Mello e Souza pontua que no princípio, as trocas comerciais entre os mbundu e os
comerciantes de São Tomé “era independente tanto de normas traçadas pela Coroa
portuguesa como daquelas estabelecidas pelo mani Congo” e que os chefes mbundu, por
sua vez, “agiam de forma independente do mani Congo” (MELLO E SOUZA, 2018: 89).

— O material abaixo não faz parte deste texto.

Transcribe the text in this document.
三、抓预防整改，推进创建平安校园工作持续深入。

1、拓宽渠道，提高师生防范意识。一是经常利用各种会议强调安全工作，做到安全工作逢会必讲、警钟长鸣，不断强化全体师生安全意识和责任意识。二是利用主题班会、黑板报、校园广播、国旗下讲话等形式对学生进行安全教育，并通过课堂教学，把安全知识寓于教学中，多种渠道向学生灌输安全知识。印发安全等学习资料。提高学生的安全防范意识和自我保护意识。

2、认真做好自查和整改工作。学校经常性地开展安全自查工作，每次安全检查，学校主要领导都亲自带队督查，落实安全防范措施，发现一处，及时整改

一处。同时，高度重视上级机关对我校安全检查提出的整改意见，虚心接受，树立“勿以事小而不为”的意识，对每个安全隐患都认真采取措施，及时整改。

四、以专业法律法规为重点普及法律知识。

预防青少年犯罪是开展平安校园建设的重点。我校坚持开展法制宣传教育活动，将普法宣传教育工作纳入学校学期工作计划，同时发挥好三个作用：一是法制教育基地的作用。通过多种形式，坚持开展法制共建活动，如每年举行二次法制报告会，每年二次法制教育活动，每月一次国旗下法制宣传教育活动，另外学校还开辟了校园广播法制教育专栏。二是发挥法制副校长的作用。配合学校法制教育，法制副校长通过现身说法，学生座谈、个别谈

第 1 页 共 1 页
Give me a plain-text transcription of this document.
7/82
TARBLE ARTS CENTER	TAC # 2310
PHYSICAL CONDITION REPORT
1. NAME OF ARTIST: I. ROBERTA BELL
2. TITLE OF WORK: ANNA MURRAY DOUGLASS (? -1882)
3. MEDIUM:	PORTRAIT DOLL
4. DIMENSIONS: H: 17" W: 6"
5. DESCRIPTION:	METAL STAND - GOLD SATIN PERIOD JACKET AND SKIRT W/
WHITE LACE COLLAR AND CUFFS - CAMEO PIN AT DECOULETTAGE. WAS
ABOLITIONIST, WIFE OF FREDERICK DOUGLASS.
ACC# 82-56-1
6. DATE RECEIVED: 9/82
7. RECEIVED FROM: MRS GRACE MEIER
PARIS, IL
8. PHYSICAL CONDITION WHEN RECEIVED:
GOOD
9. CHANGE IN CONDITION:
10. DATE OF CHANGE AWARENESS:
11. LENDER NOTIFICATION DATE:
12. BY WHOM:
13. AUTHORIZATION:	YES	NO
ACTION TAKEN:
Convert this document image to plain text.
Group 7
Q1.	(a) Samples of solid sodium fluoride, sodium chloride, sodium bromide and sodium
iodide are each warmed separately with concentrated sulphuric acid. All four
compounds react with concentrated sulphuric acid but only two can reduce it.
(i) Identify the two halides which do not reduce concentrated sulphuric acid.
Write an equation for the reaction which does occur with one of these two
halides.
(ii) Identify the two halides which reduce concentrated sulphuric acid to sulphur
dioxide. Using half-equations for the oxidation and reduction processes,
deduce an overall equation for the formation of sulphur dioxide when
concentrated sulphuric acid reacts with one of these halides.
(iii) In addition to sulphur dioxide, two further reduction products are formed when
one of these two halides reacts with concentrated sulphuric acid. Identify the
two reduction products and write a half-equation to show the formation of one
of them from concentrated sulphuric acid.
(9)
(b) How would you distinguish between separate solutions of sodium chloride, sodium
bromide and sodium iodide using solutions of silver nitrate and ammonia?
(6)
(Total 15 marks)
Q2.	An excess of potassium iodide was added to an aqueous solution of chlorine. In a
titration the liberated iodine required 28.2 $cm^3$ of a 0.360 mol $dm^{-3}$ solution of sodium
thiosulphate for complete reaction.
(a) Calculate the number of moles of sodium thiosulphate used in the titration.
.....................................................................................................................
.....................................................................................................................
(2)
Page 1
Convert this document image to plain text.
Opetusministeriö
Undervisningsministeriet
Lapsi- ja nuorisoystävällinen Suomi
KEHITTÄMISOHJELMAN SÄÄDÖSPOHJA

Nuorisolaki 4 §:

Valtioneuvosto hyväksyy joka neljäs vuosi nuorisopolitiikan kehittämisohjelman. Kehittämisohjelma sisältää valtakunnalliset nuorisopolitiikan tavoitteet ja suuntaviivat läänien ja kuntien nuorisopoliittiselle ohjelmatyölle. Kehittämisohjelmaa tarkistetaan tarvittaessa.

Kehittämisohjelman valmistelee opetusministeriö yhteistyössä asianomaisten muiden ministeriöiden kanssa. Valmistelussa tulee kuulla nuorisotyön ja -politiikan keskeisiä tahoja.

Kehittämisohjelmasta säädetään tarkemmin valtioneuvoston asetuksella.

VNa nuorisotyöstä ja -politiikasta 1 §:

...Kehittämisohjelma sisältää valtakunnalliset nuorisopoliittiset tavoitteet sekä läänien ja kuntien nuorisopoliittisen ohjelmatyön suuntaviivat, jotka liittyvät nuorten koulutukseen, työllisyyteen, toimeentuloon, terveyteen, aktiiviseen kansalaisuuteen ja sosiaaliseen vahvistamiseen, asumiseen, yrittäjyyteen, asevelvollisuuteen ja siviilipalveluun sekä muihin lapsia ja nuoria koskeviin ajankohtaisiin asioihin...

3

Beatriz Heintze pondera que apesar do esforço do Congo em reiterar seu monopólio, o
“rei” do Ndongo – apesar de o Ndongo se situar bastante para o interior – já era então
suficientemente poderoso e influente para atrair os comerciantes portugueses de São
Tomé (HEINTZE, 2007: 229-230). De maneira que defendemos que foi justamente este
crescente envolvimento com o tráfico atlântico que levou ao estabelecimento de relações
diretas entre os soberanos do Ndongo e a coroa portuguesa.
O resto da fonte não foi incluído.